Between 1921 and 1926 Steger was apprenticed as a carver of wooden figures and then, on successful completion of the apprenticeship, was employed at this craft. Between November 1927 and the summer of 1928 he attended the Dresden Academy of Fine Arts where he studied under Georg Wrba, a leading sculptor and graphic artist of the time. Then, between October 1929 and 1932, he attended the Combined National Academy for Pure and Applied Arts ("Vereinigte Staatsschulen für freie und angewandte Kunst") in Berlin. Here he was taught by Wilhelm Gerstel. Between 1932 and 1937 he worked as a freelance sculptor. From 1934 he had his own studio in Weimar where, between 1937 and 1939, he attended classes with Emil Hipp at the Arts Academy. War broke out in 1939: between June 1940 and June 1945 Steger undertook his military service.
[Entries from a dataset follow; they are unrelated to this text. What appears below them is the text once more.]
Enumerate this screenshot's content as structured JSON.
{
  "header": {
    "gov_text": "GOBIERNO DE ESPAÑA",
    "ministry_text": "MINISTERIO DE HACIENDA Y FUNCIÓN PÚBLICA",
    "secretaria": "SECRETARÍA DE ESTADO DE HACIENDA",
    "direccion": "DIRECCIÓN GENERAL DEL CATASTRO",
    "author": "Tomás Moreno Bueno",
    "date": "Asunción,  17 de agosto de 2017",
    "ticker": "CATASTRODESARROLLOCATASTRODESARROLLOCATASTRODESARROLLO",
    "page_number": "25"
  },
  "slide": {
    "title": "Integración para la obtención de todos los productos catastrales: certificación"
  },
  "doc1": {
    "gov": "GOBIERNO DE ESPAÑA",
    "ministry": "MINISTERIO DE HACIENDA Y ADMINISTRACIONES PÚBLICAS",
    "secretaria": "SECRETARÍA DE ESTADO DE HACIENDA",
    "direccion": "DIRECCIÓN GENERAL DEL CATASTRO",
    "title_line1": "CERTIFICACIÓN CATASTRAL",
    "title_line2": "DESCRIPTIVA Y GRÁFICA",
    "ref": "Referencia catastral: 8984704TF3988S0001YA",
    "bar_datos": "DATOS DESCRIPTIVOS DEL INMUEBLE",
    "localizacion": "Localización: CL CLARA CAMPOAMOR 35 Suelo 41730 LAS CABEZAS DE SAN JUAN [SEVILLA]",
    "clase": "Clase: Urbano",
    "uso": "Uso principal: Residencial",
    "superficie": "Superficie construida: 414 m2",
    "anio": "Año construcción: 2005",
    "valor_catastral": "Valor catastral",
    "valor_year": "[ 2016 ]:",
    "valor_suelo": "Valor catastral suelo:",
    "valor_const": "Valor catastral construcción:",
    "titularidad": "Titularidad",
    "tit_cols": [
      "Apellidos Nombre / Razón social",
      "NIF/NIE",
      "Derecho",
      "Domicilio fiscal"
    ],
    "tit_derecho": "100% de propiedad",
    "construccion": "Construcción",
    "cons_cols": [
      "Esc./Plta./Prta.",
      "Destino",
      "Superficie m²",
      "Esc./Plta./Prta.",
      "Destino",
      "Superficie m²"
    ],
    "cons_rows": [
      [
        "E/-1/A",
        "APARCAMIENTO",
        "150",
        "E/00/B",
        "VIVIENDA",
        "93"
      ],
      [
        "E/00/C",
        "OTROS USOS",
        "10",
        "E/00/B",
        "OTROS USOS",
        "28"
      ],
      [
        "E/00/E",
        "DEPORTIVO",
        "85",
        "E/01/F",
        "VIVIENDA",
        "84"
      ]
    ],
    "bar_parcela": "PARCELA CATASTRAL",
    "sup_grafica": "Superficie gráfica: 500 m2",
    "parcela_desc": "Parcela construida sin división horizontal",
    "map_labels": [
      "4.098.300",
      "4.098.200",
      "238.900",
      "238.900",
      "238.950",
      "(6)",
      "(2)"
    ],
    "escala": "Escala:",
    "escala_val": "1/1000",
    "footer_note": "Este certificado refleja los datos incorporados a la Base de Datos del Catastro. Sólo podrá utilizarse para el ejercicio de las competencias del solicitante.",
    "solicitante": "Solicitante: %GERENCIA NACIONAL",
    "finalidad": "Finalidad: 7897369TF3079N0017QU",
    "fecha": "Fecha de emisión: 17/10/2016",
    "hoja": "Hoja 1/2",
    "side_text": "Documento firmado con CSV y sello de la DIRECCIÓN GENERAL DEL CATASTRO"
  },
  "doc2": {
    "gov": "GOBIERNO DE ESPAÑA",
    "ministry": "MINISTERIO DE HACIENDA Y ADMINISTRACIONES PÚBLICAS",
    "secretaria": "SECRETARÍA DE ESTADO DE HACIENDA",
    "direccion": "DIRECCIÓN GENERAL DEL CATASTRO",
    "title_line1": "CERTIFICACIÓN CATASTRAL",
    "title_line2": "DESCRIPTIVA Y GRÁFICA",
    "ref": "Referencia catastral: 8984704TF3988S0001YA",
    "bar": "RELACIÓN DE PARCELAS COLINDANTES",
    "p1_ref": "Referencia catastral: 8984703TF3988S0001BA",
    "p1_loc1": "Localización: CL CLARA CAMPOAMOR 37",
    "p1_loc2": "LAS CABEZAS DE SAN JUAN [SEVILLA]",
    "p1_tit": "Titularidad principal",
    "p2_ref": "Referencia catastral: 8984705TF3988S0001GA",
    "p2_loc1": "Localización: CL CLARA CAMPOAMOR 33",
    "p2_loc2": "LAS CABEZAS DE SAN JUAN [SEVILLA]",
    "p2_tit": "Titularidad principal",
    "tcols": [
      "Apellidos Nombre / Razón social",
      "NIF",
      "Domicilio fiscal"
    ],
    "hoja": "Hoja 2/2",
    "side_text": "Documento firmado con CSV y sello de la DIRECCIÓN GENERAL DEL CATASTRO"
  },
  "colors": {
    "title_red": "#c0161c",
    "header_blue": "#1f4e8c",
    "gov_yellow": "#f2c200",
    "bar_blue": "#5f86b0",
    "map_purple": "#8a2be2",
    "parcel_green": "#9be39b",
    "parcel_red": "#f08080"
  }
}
Between 1945 and 1954 he again worked as a freelance sculptor in his home region which, since May 1945, had been administered as the Soviet occupation zone and then, in October 1949, was relaunched as the Soviet sponsored German Democratic Republic (East Germany). In 1954 he was appointed to a professorship at the Dresden Academy of Fine Arts. In 1960 he won a Trade Union Federation Arts Prize.

Hans Steger died at Dresden on 9 January 1968.

== Works ==
The focus of Steger's work was on portrait sculptures. In that respect he considered himself closely connected with the Realism tradition that had been a feature of German sculpture during the first half of the twentieth century. Important influences were Wilhelm Gerstel, Hermann Blumenthal, Fritz Cremer, Waldemar Grzimek and Wilhelm Lehmbruck. However, he developed his own style which went beyond being merely derivative.

== Personal ==
Hans Steger was married with four daughters and one son.